On Free Edition, you work with simple table names (no catalog or schema prefix). When you move to a paid workspace, your platform team will have set up a catalog and schema for your team - they will tell you the prefix to use.
The catalog hierarchy in practice¶
In a paid workspace, the first thing to understand is what catalog and schema your team uses. Common patterns:
pricing.motor.claims_exposure <- Motor claims data
pricing.motor.model_relativities <- Model outputs
pricing.home.claims_exposure <- Home claims data
pricing.governance.model_run_log <- Audit log
You do not need to create these - in most organisations the platform team sets up the catalog structure and grants your team access. What you do need is the prefix, which goes at the start of every table reference in your notebooks.
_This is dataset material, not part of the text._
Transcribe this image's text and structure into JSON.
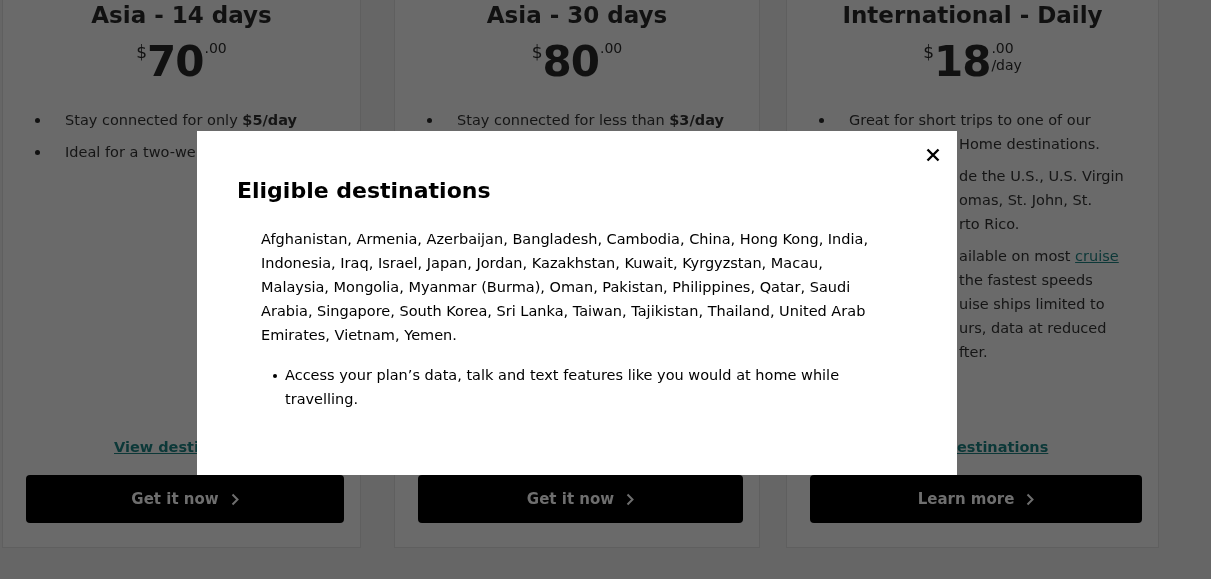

This is covered in detail in Module 2, once you are working in a team environment.
What's next¶
You now have a working Databricks environment. You know how to create notebooks, run Python code, load data, and save it as a Delta table. You understand what a cluster is and how to manage it.
Module 2: GLMs for Frequency and Severity - trains Poisson frequency and Gamma severity models on real claims data loaded into Delta tables. Introduces PySpark for reading large datasets, Polars for analysis, and MLflow for experiment tracking. By the end of Module 2 you have a working GLM pipeline that produces factor tables.
Module 3: Gradient Boosted Models with CatBoost - replaces the GLM frequency model with a CatBoost model. Covers hyperparameter tuning, cross-validation designed for insurance data, and model comparison against the GLM benchmark.
The infrastructure you set up here - the workspace, the cluster, the Delta tables - is used in every subsequent module. When Module 2 reads from pricing.motor.claims_exposure, it is reading from a table structured exactly as described in Part 4 and Part 7.